Außerdem bleiben Zähne, die man mit Drogerie-Präparaten aufgehellt hat, lediglich etwa sechs Monate weiß. Zum Vergleich: Bleicht der Zahnarzt, haben Sie mehrere Jahre lang weiße Zähne. "Die Patienten erhalten nach dem Bleaching beim Zahnarzt individuell angepasste Zahnschienen. Damit können sie die Zähne über Jahre hinweg zu Hause nachbleichen.", sagt Laurisch. Auch ist die Anwendung zu Hause sehr zeitaufwendig. Sie erstreckt sich über mehrere Wochen, beim Zahnarzt reichen zum Aufhellen zwei bis drei Anwendungen.
Das Bleaching in Eigenregie birgt aber auch gesundheitliche Risiken. So riskiert man mit einer nicht passgenauen Standardschiene aus dem Supermarkt, dass das Bleichmittel verschluckt wird oder das sich das Zahnfleisch entzündet. Zudem ist es ratsam, sich vor dem Zähne-Aufhellen zu Hause von einem Zahnarzt untersuchen zu lassen. Denn: Bleachen sollte man nur, wenn die Zähne gesund sind. "Bei empfindlichen Zahnhälsen oder Karies können die chemischen Stoffe in den Zahn eindringen und Schäden verursachen. Dann drohen starke Schmerzen.", weiß Laurisch.
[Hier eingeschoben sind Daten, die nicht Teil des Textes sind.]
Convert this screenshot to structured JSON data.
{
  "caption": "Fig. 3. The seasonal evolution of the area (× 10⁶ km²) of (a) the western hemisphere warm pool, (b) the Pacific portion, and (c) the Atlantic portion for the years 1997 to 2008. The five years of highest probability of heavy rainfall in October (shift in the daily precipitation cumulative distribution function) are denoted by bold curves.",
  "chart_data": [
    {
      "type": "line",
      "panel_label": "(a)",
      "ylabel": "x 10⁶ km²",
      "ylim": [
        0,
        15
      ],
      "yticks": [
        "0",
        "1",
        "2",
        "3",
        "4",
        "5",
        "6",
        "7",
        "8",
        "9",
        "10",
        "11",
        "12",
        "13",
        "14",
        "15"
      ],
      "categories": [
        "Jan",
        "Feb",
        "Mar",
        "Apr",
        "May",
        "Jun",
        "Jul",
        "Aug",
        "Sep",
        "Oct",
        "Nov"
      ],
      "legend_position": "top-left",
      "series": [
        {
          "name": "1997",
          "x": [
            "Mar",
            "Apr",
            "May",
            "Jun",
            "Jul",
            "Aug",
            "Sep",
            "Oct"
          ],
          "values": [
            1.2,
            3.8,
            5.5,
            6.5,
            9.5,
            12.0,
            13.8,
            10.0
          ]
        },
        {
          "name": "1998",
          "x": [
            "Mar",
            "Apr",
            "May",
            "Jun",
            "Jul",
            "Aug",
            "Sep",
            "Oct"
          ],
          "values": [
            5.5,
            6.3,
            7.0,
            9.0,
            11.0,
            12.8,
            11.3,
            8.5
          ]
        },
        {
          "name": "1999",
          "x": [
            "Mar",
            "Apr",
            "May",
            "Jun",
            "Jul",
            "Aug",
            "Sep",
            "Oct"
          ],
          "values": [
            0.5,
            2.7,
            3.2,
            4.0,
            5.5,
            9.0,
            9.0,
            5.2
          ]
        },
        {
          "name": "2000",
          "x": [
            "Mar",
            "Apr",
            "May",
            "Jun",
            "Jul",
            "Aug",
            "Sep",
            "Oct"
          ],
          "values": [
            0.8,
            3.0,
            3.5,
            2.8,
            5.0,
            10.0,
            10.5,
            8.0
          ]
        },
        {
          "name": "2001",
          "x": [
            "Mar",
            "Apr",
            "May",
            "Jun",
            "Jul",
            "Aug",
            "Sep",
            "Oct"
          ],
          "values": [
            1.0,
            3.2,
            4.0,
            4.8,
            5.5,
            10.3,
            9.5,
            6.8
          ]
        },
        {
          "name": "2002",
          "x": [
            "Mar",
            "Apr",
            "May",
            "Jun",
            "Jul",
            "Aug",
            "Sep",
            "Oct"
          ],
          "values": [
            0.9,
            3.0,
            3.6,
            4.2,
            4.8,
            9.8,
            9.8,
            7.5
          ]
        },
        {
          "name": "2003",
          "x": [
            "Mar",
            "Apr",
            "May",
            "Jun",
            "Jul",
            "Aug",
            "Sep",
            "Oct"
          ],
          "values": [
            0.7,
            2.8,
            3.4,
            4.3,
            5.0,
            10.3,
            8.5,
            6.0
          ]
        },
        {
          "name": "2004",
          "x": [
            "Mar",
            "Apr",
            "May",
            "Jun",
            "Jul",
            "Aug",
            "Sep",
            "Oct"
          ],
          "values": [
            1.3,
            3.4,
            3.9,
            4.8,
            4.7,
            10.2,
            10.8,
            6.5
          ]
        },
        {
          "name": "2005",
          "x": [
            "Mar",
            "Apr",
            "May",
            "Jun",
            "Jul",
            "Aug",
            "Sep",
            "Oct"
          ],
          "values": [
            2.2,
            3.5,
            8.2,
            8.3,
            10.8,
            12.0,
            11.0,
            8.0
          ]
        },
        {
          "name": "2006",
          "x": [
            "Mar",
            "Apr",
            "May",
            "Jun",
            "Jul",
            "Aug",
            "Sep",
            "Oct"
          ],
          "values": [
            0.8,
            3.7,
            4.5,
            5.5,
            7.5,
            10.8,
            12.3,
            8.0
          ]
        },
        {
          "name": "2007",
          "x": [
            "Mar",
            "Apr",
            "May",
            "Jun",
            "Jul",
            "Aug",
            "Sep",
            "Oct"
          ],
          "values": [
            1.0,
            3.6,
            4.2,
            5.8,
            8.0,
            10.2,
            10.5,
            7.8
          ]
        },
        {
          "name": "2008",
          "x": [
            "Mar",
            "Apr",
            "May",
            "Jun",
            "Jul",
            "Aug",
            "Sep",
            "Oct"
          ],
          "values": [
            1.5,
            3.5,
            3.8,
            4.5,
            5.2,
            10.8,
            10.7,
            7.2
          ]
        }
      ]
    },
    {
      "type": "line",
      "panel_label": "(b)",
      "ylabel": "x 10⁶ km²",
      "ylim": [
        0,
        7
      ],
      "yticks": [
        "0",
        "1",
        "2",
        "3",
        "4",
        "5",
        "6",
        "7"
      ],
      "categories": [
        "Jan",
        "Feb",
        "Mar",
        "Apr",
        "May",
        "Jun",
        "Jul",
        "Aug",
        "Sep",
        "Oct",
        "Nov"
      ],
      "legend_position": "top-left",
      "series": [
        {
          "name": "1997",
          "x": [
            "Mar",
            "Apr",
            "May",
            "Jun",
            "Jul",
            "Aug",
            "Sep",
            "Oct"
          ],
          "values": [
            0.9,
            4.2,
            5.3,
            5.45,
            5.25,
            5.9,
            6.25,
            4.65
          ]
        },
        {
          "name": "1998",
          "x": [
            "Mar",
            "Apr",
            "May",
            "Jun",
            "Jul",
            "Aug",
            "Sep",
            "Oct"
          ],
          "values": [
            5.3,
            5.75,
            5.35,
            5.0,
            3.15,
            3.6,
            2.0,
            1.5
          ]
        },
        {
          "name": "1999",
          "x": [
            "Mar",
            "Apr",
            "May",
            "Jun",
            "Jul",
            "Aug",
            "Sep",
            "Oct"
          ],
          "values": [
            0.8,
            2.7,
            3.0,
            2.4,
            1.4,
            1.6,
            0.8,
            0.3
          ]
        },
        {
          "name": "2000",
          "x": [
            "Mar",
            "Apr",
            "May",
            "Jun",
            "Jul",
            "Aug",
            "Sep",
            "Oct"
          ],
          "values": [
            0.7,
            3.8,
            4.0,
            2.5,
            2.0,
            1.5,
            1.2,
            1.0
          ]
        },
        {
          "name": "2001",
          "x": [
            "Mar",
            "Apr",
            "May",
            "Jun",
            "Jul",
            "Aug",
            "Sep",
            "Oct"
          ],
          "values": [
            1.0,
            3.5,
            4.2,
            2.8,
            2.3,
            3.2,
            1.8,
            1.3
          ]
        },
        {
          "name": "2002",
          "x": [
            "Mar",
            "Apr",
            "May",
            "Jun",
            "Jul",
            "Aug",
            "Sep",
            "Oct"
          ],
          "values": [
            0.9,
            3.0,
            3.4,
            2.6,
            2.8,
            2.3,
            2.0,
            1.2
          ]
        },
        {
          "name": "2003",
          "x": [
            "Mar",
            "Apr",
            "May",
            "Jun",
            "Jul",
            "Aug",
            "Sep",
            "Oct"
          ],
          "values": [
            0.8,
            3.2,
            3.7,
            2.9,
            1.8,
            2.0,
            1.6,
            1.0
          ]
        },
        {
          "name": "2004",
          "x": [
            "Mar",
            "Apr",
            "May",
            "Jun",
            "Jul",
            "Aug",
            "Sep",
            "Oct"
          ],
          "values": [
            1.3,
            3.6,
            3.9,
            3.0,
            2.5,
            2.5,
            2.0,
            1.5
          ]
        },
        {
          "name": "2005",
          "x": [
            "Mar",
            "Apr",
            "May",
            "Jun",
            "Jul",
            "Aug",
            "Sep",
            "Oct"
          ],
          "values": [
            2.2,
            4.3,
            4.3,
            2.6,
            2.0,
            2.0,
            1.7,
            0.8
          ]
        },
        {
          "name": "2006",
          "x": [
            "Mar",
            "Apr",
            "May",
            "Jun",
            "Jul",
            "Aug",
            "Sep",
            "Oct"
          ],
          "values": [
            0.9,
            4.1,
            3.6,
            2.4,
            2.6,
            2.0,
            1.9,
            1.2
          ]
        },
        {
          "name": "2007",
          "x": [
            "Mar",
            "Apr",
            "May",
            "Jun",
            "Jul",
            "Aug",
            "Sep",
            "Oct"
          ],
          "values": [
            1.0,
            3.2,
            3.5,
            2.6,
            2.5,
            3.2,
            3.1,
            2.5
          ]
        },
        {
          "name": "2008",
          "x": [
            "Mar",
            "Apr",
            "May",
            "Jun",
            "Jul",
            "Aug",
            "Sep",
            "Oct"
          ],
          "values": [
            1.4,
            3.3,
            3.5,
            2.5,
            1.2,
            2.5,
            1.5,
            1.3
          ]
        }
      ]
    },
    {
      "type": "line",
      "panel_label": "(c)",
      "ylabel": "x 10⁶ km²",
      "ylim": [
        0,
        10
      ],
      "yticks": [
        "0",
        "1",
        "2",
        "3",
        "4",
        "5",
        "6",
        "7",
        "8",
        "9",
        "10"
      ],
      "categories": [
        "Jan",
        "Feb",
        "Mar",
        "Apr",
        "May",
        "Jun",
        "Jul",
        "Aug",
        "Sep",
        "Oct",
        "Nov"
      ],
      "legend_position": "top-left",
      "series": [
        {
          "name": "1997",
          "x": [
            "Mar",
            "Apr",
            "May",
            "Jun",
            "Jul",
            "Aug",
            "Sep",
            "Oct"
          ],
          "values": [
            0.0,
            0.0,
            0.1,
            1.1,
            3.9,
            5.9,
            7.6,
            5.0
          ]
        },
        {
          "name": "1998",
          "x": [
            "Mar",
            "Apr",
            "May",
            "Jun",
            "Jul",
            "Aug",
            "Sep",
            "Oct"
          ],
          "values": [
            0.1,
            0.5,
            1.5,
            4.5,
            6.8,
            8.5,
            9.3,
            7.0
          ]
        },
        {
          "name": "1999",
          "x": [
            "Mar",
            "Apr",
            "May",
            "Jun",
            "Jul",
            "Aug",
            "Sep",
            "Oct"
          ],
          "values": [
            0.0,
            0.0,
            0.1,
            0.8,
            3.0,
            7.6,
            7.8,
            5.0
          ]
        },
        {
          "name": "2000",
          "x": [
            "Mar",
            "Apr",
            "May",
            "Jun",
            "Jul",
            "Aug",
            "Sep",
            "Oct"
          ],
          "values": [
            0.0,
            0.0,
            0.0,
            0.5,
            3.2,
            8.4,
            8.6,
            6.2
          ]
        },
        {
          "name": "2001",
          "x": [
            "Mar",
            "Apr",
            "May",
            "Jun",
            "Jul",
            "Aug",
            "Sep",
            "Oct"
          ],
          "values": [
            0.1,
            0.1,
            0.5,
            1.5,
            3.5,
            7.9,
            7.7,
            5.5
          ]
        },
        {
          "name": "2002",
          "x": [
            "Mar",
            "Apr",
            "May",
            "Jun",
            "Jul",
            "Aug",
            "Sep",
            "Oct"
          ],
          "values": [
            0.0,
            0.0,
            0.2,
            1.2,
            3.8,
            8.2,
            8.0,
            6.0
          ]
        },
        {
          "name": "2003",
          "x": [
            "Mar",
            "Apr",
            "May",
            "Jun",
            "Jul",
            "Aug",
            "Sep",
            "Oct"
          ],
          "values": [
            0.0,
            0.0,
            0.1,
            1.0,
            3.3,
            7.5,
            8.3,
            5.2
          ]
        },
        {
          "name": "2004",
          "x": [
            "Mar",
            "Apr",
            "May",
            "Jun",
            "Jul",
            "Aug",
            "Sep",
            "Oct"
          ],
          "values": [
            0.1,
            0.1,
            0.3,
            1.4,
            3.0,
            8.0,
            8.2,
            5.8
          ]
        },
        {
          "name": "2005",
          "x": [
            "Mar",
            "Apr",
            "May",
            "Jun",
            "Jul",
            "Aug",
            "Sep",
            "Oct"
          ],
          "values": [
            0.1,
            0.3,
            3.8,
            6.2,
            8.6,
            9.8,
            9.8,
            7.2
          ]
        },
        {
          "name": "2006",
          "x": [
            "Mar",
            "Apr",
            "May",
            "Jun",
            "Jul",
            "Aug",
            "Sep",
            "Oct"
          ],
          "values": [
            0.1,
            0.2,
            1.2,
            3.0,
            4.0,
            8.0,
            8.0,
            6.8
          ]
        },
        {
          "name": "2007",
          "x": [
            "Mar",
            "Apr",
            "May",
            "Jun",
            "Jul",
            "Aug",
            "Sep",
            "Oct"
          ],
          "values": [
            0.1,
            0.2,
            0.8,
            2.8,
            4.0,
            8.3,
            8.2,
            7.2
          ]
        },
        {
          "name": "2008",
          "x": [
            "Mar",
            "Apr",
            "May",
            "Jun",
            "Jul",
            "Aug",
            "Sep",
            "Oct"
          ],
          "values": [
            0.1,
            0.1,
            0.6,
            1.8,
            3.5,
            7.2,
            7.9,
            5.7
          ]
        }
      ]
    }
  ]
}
Auch bei anderen Methoden zum Zähneaufhellen rät Laurisch zur Vorsicht: "Zahnpasten mit einer aufhellenden Wirkung tragen den Zahnschmelz ab." Wer dennoch seine Zähne beim Putzen weißer machen will, sollte deshalb darauf achten, dass die Zahnpasta nicht zu viele Putzkörper enthält. Viele verwenden zum Bleichen ein altes Hausmittel: Backpulver. Doch auch dieses ist schädlich für die Zähne, da es die schützende Zahnhartsubstanz abreibt.